Tras veinte años con algo artificial dentro de mi cuerpo, herencia perversa de una cultura que nos ha enseñado mal, quise sacarlo asumiendo su alto costo en cada sentido posible. Pero qué es la adultez si no afrontar las consecuencias de las decisiones que tomamos cuando no sabíamos lo que sabemos hoy. Así que agarré el miedo por el cuello para asegurarme de que una estupidez adolescente no me amarraría de por vida, que aún podía resarcirme para sanar en presente.

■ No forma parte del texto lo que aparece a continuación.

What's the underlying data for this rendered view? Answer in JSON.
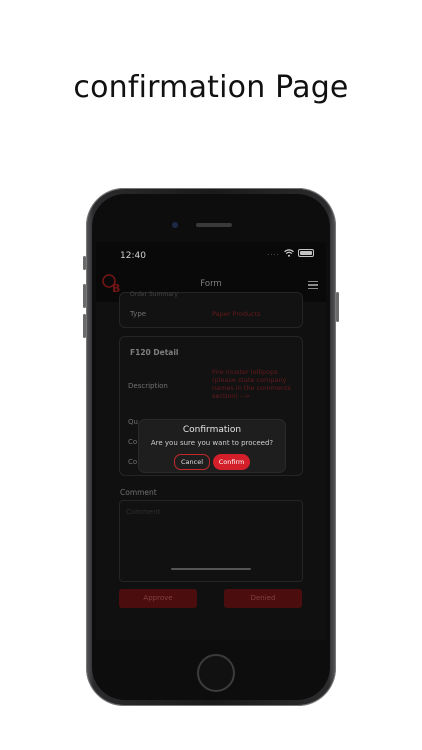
{
  "headline": "confirmation Page",
  "status": {
    "time": "12:40",
    "signal": "...."
  },
  "nav": {
    "title": "Form",
    "logo": "OB",
    "menu_icon": "hamburger-icon"
  },
  "top_card": {
    "cut_label": "Order Summary",
    "type_label": "Type",
    "type_value": "Paper Products"
  },
  "detail_card": {
    "title": "F120 Detail",
    "description_label": "Description",
    "description_value": "Fire muster lollipops (please state company names in the comments section) -->",
    "row2_label": "Qu",
    "row3_label": "Co",
    "row4_label": "Co"
  },
  "comment": {
    "label": "Comment",
    "placeholder": "Comment"
  },
  "actions": {
    "approve": "Approve",
    "denied": "Denied"
  },
  "dialog": {
    "title": "Confirmation",
    "message": "Are you sure you want to proceed?",
    "cancel": "Cancel",
    "confirm": "Confirm"
  },
  "colors": {
    "accent_red": "#d21f2a",
    "dark_red": "#5c1010",
    "screen_bg": "#141415"
  }
}
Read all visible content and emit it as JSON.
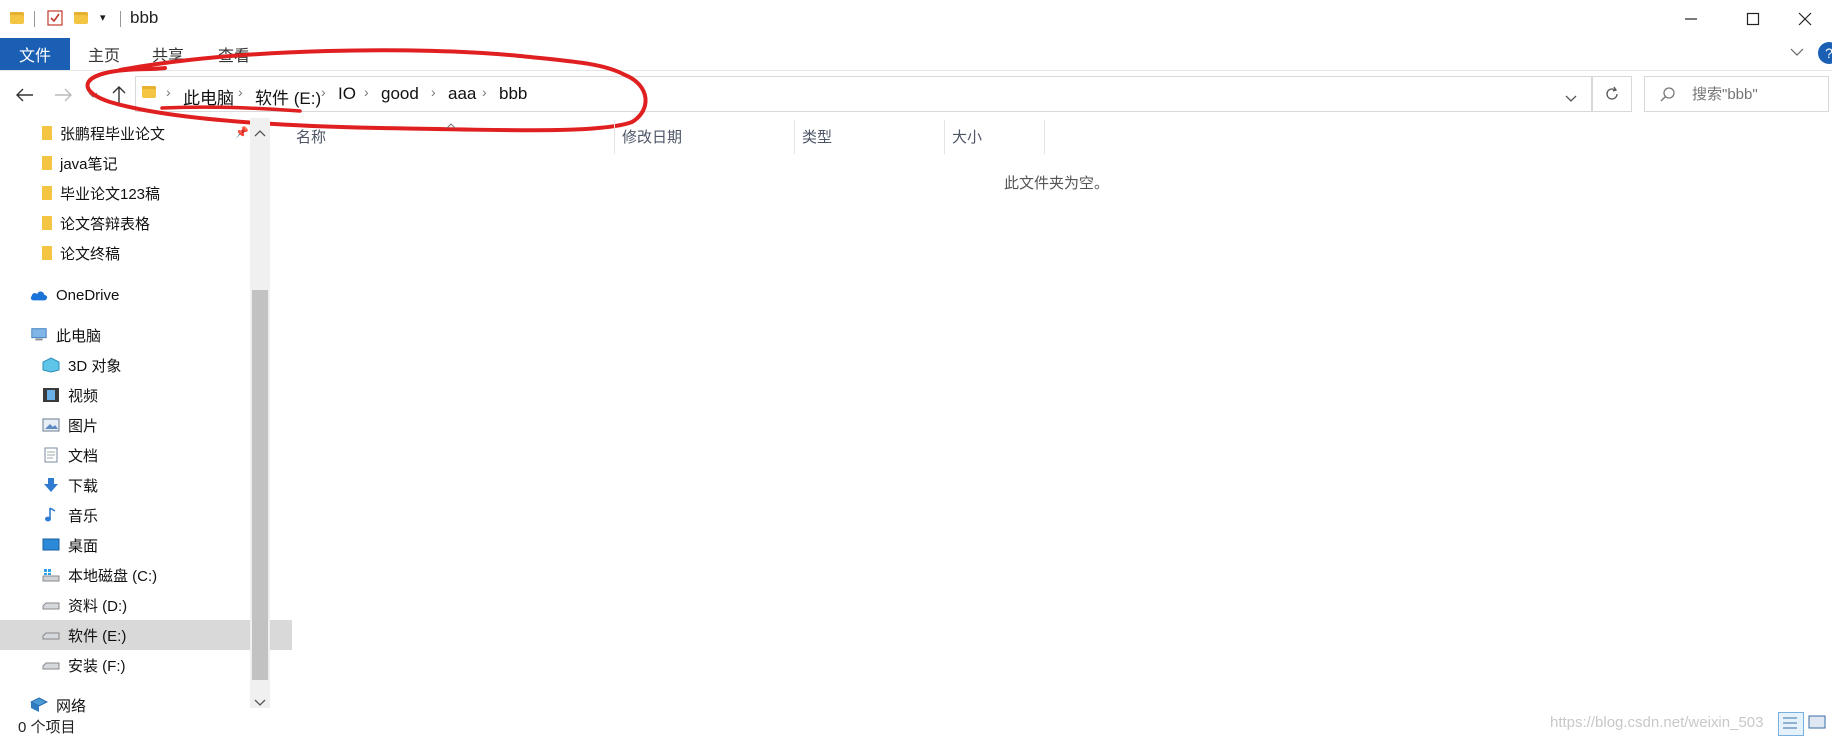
{
  "window": {
    "title": "bbb"
  },
  "ribbon": {
    "tabs": [
      "文件",
      "主页",
      "共享",
      "查看"
    ]
  },
  "address": {
    "crumbs": [
      "此电脑",
      "软件 (E:)",
      "IO",
      "good",
      "aaa",
      "bbb"
    ]
  },
  "search": {
    "placeholder": "搜索\"bbb\""
  },
  "sidebar": {
    "quick_access": [
      "张鹏程毕业论文",
      "java笔记",
      "毕业论文123稿",
      "论文答辩表格",
      "论文终稿"
    ],
    "onedrive": "OneDrive",
    "this_pc": "此电脑",
    "pc_items": [
      "3D 对象",
      "视频",
      "图片",
      "文档",
      "下载",
      "音乐",
      "桌面",
      "本地磁盘 (C:)",
      "资料 (D:)",
      "软件 (E:)",
      "安装 (F:)"
    ],
    "network": "网络",
    "selected": "软件 (E:)"
  },
  "columns": [
    "名称",
    "修改日期",
    "类型",
    "大小"
  ],
  "empty_message": "此文件夹为空。",
  "status": {
    "item_count": "0 个项目"
  },
  "watermark": "https://blog.csdn.net/weixin_503",
  "colors": {
    "accent": "#1a5fb4",
    "annotation": "#e02020",
    "folder": "#f4c542"
  }
}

Y así fue, todavía más hondo de lo que esperaba: en medio del temblor infernal del regreso de la anestesia, acostada entre otros que reaparecían tras ese disfraz de muerte que lucía tan real, respiré profundo y sentí pasar el aire hasta el fondo del alma de una manera que había olvidado: llevaba veinte años respirando a medias y me rodaron lágrimas de agradecimiento y perdón ante mi cuerpo resiliente y poderoso por lo que alguna vez le hice a su sabiduría.

Fue mi madre, heroína cuyas hazañas uno a veces olvida, la que en su momento intentó disuadirme, pero al aceptarlo se encargó de que lo hiciera bien, y entonces pasaron todos estos años —que parecían muchos, pero pasaron— sin una herida a mi salud más allá de lo que hoy pude remediar con la compañía férrea de mi madre otra vez. Herí quizás más la pureza de mi esencia, a la que hoy me aferro en honor a la mujer que soy.

Aquellas lágrimas que rodaron silenciosas en esa sala en la que se amplifica el pensamiento son también un símbolo de lo que es la vida: de que aprender implica algo de belleza y de dolor; de que los años nos convierten en otros pero seguimos siendo los mismos; de que debemos mirar compasivamente nuestra inocencia pasada, reconociendo que más tarde contemplaremos la de hoy.

Y el temblor es el cuerpo defendiéndose con el convencimiento de quien sabe lo que hace. Hay que abrazar ese cuerpo, su delicada sabiduría, tal como ha abrazado él al alma. Nos han dicho un montón de cosas sobre cómo tenemos que ser y nos han obligado a temblar compulsivamente. Vivimos defendiéndonos. Sigamos temblando en defensa de la esencia, protegiendo cada particularidad que alguna vez hayamos deseado modificar, pues ha sido meticulosamente diseñada para nosotros.

Dice Xita Rubert en Mis días con los Kopp que “nosotros, los sanos, solo cuando nos quedamos cojos, o contraemos una fuerte gripe, nos preguntamos qué es andar, cómo respira uno. Cómo se habla sin que duela y sin herir, qué tienen que ver el silencio y el amor. Enfermar suponía repensarlo, reaprenderlo todo: vivir contra una resistencia. La resistencia: lo único que enseña a vivir.” Algo asombroso sucede dentro a partir del despertar de un detalle propio que permanecía dormido, resistiendo. La vida a veces se toma su tiempo en las lecciones que quiere dar y por eso cuando uno las entiende se ilumina el universo. Es verdad que suena todo esto a tópico, pero es que tal vez abrir viejas cicatrices temblando sea reacomodarnos en nuestra piel.